The accelerated access partnership is one way in which, through co-ordination and collaboration across the system, we could see drugs brought on to the market more quickly to benefit patients who need access to them. I would be interested to hear from the Minister what progress has been made on its creation, especially in conjunction with the issues surrounding the deadlock on Orkambi.

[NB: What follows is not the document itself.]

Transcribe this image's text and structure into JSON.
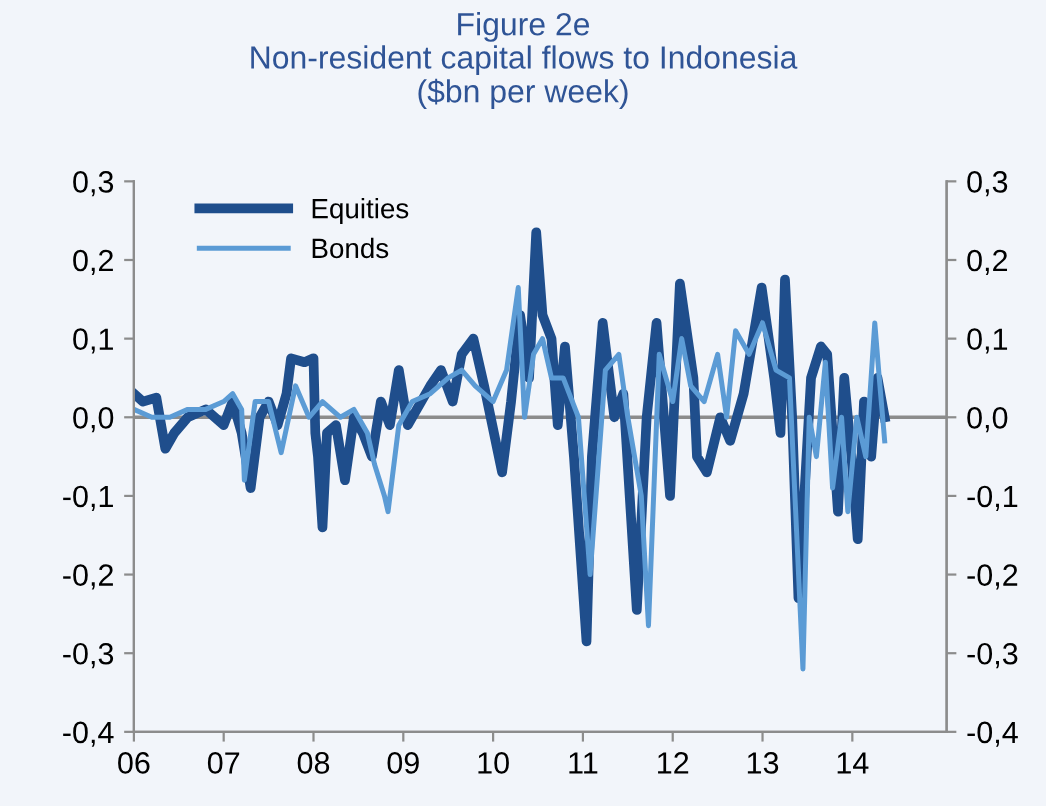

It is clear that the strategic commercial unit could help to benefit those who wish to see Orkambi offered on the NHS. The unit could work with those involved in this dispute to end the current deadlock through facilitation of the flexibility and transformational change promised by the accelerated access review. That would go some way towards helping to access data on drugs such as Orkambi and getting them out to patients. There is a willingness out there for that flexibility to be brought into the system; for example, the Cystic Fibrosis Trust has offered to use the UK cystic fibrosis registry to help to provide essential data that can help to prove how effective drugs can be and what more needs to be done. We have already heard how substantial that registry is; it includes 99% of sufferers. I understand that the trust’s offer has been welcomed by all sides in the negotiations but is blocked due to the lack of progress in implementing the changes set out in the review. I hope that the Minister will give us some clarity on when the unit will be created and when we can see a culture shift within the system that will allow for flexibility to accept data and information that show how much effect these drugs have on people’s lives.
Does the hon. Lady share my concern about drugs for other conditions, such as sofosbuvir for hepatitis C? Even after they get NICE approval, those more expensive drugs are now being rationed at the NHS England stage. At the moment we are fighting to get through NICE, but it needs to be a smooth path all the way through.
The cost of drugs sometimes leads the NHS into the terrible and unfortunate situation in which rationing seems to become the norm. There can also be a postcode lottery, which is another element that we need to look at. The price of drugs really is the crux of the issue.
In conclusion, I hope that the Minister will offer some insight into the progress being made on the recommendations of the accelerated access review. The case of Orkambi can help to drive through these changes and to end this deadlock, which, as we have heard, is causing unnecessary suffering for those living with cystic fibrosis. The review has established a space for change and for patients to access new and innovative drugs and treatments. It is important that there is no stalling or delay in transforming the system, because people’s lives depend on the changes called for by the review. I am sure that the Minister will keep that in mind when he goes back to his officials.